Mexican actress, comedian and singer

Mara Escalante (born Reyna Margarita Chávez Escalante, January 4, 1968) is a Mexican actress, comedian and singer, best known as the star of the Televisa sitcom María de todos los Ángeles, in which she portrays three roles, including the title role. Escalante's career dates to the mid-1990s.

A native of Mexico City and an UNAM and Instituto Andres Soler alumna, Escalante first received international fame as a stand-up comedian, developing such characters as "Nancy Aerobics", "Chu-Ly (La Princesa Dragon)", "Dona Lucha" and "Liboria", a female police officer.

Her international appeal took her from several Televisa series such as Humor es...los comediantes, Al ritmo de la noche, Al fin de semana and Otro rollo to television programs in other Spanish-speaking countries, including the Venezuelan talk show Viviana a la medianoche as well as a TV special in Spain.
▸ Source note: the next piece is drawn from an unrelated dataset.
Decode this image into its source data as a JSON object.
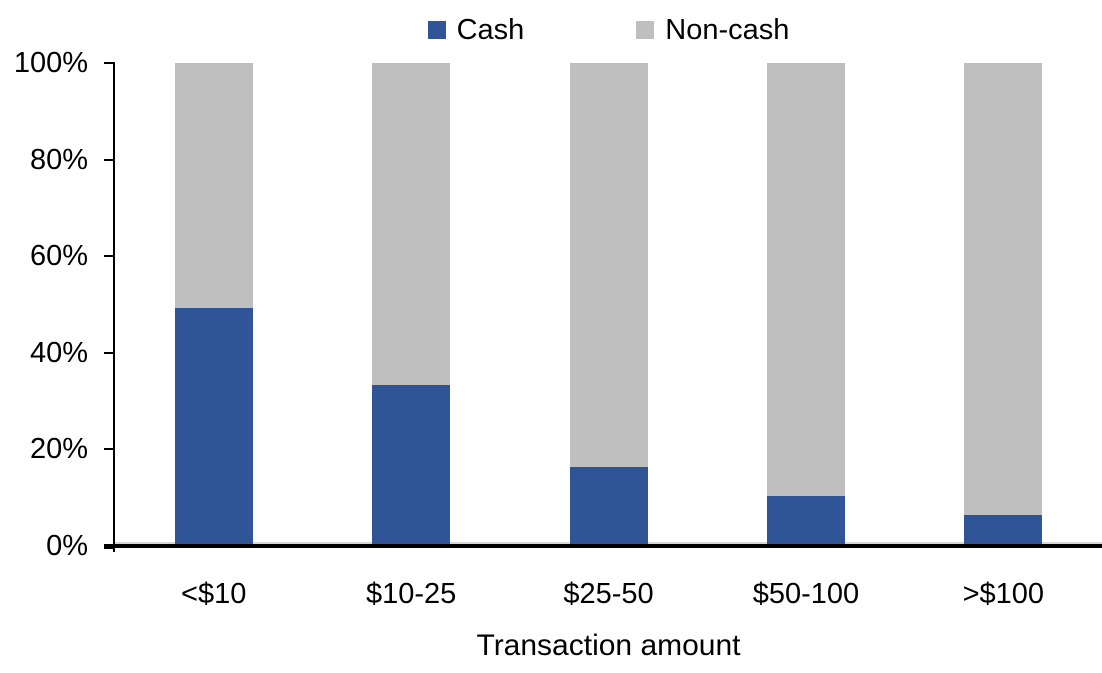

Most of her Televisa appearances, as well as her appearance on Viviana a la medianoche, have been broadcast on the Univision network in the United States. In 2008, she joined the Televisa team at the Beijing Olympics, performing comedy during network coverage, thus making her the first Mexican comic to visit China. She has also performed in the United States and other Latin American countries.

In 2009, she starred in her own television series, María de todos los Ángeles, which is based on another character she created as a stand-up comedian. The series has been shown on Televisa's Canal de las Estrellas and on Univision.

In 2010, she performed comedy during the Televisa coverage of the 2010 FIFA World Cup in South Africa.

Although Escalante still works in Mexico City, she now lives in Veracruz.

In 2025, Escalante created and starred in the sitcom Muero por Marilú.